Questo meccanismo non è un caso, ma un’architettura consapevole. Rivela che i “valori universali” branditi ieri da Biden e oggi da Trump, von der Leyen o Macron non sono altro che slogan pubblicitari per nascondere una dura verità: l’Occidente collettivo non difende la legge, ma i suoi privilegi. Nel 2025, come nel 2001, non esiste una “comunità internazionale” in senso stretto, ma solo un cartello politico-finanziario che distribuisce l’impunità ai suoi criminali alleati e la miseria ai suoi avversari indipendenti.
Il fallimento della democrazia imposta: quando Kabul ridicolizza Washington
L’Afghanistan è anche l’autopsia del mito occidentale: quello di una democrazia esportabile attraverso missili da crociera e ONG finanziate dal Dipartimento di Stato. Tra il 2001 e il 2021, gli Stati Uniti e la NATO hanno inghiottito oltre 2.000 miliardi di dollari, mobilitato fino a 140.000 soldati nel 2011, perso più di 3.500 militari (tra cui 2.448 americani) e costruito uno Stato Potemkin crollato in 11 giorni nell’agosto 2021, quando i talebani hanno riconquistato Kabul. Ashraf Ghani è fuggito con valigie di denaro, un’immagine grottesca che rimarrà negli annali dell’umiliazione imperiale.

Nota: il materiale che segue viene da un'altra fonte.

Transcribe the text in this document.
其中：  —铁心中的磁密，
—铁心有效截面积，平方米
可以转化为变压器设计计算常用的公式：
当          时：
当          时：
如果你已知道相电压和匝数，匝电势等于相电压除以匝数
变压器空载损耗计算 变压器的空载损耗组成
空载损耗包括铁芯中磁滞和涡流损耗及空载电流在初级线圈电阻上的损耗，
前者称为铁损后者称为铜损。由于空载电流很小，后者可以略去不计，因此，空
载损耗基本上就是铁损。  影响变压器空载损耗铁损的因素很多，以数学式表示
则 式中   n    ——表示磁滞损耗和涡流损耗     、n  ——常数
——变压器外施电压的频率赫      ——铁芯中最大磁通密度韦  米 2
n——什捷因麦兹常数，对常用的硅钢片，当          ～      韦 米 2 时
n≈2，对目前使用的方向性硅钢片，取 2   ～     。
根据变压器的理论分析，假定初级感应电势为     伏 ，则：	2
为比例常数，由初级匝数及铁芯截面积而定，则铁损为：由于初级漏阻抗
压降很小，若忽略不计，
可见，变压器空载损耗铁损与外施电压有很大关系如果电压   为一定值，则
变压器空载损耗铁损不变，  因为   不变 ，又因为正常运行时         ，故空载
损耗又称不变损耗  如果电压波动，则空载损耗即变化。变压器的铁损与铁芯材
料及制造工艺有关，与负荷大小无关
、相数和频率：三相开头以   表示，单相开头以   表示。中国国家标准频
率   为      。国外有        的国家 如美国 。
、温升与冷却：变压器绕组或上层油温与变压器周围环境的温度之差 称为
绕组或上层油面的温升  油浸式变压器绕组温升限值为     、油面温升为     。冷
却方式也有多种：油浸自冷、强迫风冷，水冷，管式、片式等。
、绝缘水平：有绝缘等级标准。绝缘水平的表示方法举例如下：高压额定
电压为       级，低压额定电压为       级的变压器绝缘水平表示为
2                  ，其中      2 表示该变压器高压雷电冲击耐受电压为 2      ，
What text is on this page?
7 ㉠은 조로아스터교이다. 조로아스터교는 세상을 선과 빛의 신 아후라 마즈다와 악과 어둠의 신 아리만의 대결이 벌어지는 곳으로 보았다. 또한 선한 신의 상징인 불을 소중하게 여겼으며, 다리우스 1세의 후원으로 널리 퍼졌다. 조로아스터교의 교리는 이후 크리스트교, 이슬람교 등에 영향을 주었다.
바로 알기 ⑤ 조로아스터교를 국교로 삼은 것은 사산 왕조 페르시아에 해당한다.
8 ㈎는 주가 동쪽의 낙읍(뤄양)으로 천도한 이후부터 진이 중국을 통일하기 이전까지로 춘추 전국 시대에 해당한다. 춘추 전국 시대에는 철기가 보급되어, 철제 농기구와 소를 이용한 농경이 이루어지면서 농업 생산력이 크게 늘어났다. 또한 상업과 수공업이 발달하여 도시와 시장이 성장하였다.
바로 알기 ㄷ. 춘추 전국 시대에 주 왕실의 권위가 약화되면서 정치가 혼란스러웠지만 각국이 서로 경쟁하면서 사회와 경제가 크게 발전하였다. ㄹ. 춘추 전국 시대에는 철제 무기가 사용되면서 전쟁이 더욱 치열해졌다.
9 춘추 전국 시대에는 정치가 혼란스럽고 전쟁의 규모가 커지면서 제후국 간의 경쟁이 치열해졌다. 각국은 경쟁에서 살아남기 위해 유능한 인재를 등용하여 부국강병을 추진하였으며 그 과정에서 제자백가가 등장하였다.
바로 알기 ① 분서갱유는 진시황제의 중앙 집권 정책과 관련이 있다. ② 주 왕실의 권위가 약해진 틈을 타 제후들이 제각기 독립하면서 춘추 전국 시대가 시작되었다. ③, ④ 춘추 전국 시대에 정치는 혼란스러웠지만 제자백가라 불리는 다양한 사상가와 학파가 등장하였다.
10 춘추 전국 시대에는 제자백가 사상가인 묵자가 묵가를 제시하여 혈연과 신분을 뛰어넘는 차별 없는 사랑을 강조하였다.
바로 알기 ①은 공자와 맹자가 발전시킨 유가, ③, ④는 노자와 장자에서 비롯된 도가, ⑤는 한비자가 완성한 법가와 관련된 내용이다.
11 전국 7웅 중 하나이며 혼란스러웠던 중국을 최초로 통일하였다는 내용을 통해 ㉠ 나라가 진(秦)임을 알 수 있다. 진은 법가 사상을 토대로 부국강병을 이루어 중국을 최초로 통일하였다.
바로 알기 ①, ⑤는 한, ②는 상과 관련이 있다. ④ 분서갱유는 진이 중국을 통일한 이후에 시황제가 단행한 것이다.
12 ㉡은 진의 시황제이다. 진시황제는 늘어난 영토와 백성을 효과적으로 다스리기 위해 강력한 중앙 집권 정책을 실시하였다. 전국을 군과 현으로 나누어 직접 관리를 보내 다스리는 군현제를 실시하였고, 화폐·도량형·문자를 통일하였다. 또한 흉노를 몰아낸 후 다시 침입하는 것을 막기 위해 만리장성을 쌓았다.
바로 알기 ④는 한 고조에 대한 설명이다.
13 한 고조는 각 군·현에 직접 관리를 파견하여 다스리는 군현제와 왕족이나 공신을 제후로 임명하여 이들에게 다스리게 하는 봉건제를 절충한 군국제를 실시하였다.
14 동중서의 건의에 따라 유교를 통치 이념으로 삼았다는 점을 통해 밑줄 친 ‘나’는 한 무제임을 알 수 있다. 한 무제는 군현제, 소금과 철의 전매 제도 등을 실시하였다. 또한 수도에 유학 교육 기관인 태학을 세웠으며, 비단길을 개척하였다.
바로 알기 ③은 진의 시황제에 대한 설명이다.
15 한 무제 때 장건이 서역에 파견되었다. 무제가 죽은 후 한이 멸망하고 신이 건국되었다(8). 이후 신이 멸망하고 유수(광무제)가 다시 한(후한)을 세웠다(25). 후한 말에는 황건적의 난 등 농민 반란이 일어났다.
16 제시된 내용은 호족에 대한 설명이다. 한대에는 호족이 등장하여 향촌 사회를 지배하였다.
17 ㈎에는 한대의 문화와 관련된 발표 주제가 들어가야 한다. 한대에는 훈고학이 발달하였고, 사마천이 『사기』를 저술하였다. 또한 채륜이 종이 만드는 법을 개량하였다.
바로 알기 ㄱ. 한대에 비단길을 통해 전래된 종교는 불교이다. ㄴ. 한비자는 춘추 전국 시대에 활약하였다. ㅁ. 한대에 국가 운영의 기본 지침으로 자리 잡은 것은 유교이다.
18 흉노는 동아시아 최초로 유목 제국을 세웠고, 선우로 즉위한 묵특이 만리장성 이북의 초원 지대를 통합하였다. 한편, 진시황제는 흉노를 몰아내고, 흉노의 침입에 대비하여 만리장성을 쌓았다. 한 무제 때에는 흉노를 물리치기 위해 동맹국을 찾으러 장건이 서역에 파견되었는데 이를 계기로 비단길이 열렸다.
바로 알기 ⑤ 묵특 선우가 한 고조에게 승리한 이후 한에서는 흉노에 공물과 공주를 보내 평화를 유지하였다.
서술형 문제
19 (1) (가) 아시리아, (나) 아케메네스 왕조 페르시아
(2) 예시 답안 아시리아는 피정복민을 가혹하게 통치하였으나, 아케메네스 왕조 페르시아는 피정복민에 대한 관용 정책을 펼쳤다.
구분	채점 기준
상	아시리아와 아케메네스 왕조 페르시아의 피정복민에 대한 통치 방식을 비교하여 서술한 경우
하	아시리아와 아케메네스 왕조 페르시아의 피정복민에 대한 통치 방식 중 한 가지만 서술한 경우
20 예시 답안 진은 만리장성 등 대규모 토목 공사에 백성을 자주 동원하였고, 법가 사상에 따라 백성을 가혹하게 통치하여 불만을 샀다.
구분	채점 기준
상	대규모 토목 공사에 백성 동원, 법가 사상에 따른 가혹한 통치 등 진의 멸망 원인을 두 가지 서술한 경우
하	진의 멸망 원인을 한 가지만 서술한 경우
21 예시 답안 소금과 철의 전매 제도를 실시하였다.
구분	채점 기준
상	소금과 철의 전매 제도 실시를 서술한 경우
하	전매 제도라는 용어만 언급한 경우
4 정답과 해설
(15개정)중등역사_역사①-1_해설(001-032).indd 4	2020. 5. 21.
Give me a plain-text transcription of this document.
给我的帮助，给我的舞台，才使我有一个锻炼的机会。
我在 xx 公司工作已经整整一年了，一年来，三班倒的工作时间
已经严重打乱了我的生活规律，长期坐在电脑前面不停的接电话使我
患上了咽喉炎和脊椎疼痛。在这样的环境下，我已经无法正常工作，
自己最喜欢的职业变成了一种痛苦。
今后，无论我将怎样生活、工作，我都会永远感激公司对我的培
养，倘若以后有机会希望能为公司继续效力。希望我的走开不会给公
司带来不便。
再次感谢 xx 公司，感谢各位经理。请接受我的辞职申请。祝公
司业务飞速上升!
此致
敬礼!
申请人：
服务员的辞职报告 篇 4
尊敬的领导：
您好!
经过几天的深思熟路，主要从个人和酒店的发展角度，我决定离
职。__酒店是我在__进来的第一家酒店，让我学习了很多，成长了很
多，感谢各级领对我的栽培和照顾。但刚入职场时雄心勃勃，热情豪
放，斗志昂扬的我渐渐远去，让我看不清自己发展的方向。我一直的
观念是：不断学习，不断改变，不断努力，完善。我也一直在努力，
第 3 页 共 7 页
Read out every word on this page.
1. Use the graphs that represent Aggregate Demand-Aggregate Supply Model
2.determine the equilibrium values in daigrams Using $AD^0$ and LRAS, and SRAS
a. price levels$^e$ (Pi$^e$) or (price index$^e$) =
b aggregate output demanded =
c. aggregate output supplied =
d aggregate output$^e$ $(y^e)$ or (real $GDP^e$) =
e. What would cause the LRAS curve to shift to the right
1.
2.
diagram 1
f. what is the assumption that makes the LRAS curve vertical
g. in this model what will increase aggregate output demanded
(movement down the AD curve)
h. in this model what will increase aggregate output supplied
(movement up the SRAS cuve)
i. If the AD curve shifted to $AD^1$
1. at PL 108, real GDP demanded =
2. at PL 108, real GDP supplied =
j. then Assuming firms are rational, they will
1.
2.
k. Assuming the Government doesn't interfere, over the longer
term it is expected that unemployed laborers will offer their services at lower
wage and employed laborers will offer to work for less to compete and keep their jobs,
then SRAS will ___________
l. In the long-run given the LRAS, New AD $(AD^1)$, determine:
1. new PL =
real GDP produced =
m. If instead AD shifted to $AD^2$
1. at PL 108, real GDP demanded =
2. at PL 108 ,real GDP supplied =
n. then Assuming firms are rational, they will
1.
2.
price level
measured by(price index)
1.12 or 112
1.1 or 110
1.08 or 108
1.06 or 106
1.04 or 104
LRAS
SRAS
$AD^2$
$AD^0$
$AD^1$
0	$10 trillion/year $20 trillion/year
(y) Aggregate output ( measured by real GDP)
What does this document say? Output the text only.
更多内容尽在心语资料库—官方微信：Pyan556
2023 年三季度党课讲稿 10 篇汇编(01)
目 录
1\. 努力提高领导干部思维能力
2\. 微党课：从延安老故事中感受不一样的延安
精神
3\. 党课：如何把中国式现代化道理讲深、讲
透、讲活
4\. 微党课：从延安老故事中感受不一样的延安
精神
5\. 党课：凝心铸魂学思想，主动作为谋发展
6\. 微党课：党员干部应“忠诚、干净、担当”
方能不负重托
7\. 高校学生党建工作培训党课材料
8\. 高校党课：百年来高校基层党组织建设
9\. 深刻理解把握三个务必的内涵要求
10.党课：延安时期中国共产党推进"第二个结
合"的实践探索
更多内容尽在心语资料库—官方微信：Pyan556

Questo crollo non è solo militare; è di civiltà. L’ingegneria sociale occidentale – l’imposizione di valori liberali, una costituzione copiata da Washington, elezioni da vetrina – si è infranta contro la realtà afghana: una società conservatrice e islamica, ferocemente attaccata alla propria autonomia storica. Gli americani credevano che un popolo che aveva sconfitto gli inglesi (1842, 1880, 1919) si sarebbe inchinato alle loro fantasie di “costruzione di una nazione”. Di conseguenza, l’Emirato Islamico è tornato più forte, mentre la “democrazia di fabbricazione americana” è diventata il più grande fiasco ideologico del XXI secolo.
È proprio nel momento in cui Washington e Bruxelles affermano di difendere la democrazia in Ucraina e altrove che il loro modello sta crollando in modo più spettacolare. L’Afghanistan è uno specchio crudele che smaschera l’Occidente: la sua retorica è vuota, la sua potenza militare impotente e il suo progetto di civiltà illegittimo. Il fallimento di Kabul dimostra che l’Occidente non esporta democrazia; ma caos, dipendenza e, in ultima analisi, il proprio discredito.
Alla base di tutte queste manifestazioni c’è la prova che Afghanistan e Israele stanno rivelando insieme una nuda verità: l’Occidente collettivo non crede né nella giustizia né nella democrazia. Crede nell’equilibrio dei poteri, nell’impunità dei suoi alleati e nella repressione dei suoi oppositori. Ma ogni volta che Kabul o Gaza sopravvivono, è uno schiaffo in faccia al mito occidentale, un’ulteriore prova che il Sud del mondo, alleandosi con Mosca, Pechino e le proprie tradizioni, sta già scrivendo la pagina del mondo post-occidentale.